The popular and just ruler of Vallabhi, King Yuvanashva, is an obedient son and an equally devoted husband to his wives. But even the happiest of homes have secret tragedies hidden in their midst. Shilavati, the king’s mother, refuses to give him permission to join the famous battle of Kurukshetra, because the king is unable to sire a worthy heir for his throne despite years of devotion and rituals. Finally, out of sheer desperation he turns to Yaja and Upajaya, two powerful sages, who create a magical potion that when taken by his queens will impregnate them.

But what happens next is unexpected, King Yuvanashva accidentally ends up drinking the potion.

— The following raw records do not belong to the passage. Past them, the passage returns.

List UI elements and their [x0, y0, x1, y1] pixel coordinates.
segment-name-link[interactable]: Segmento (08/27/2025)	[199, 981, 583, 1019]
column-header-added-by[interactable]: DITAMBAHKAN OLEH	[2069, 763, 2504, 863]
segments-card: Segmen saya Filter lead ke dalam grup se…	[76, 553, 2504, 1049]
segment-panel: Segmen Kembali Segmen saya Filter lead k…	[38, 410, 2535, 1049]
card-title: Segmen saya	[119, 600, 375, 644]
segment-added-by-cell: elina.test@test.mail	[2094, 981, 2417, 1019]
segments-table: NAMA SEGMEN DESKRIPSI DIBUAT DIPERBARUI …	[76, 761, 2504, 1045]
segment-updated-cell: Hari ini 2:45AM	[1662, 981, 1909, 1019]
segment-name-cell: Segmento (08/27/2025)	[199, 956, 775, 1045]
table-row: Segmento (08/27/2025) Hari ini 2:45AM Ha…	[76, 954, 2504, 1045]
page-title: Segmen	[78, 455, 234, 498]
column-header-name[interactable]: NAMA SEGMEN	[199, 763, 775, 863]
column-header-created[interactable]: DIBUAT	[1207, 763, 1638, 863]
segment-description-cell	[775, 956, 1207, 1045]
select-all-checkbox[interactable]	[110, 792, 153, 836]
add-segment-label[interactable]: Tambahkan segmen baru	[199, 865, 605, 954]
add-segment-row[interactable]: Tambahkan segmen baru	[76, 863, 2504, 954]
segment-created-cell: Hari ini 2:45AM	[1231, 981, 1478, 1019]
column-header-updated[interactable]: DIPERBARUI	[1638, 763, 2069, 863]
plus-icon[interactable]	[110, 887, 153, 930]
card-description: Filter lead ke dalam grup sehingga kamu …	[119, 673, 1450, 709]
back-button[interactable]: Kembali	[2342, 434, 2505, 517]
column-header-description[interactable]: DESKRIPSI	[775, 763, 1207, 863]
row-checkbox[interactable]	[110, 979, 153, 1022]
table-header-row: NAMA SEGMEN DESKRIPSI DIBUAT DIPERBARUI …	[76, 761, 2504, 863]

Here arises a series of complications; a pregnant king? What happens to his son, Mandhata, who is unaware of the circumstances of his birth?

And perhaps the greatest irony of the tale is that the virile King faces his life’s greatest dilemma, when the great upholder of virtue (Dharma) and the epitome of manhood longs to hear his son call him ‘Mother’ just once, before he breathes his last. A rich and complex weave of tales intersecting both the Ramayana and the Mahabharata and its characters, The Pregnant King takes its readers through a journey of realism and contemporary ideologies that seem to haunt mankind not just today, but also in a world built 2,000 years ago.

The novel does not end here though. We are introduced to Shilavati, who cannot rule as a king because she is a woman, Pruthalashva, who must sire a child because he is a man, a Yaksha named Sthunakarna, who surrenders his manhood so that Shikhandi (a woman) can become a man and a husband, and later reclaims it, and of the great warrior Arjuna with his many wives, who is forced to disguise himself as a woman when a nymph castrates him. And in this journey, we witness King Yuvanashva’s struggle to be just to all, his conflict with himself, and his duty to bring about Dharma in his kingdom.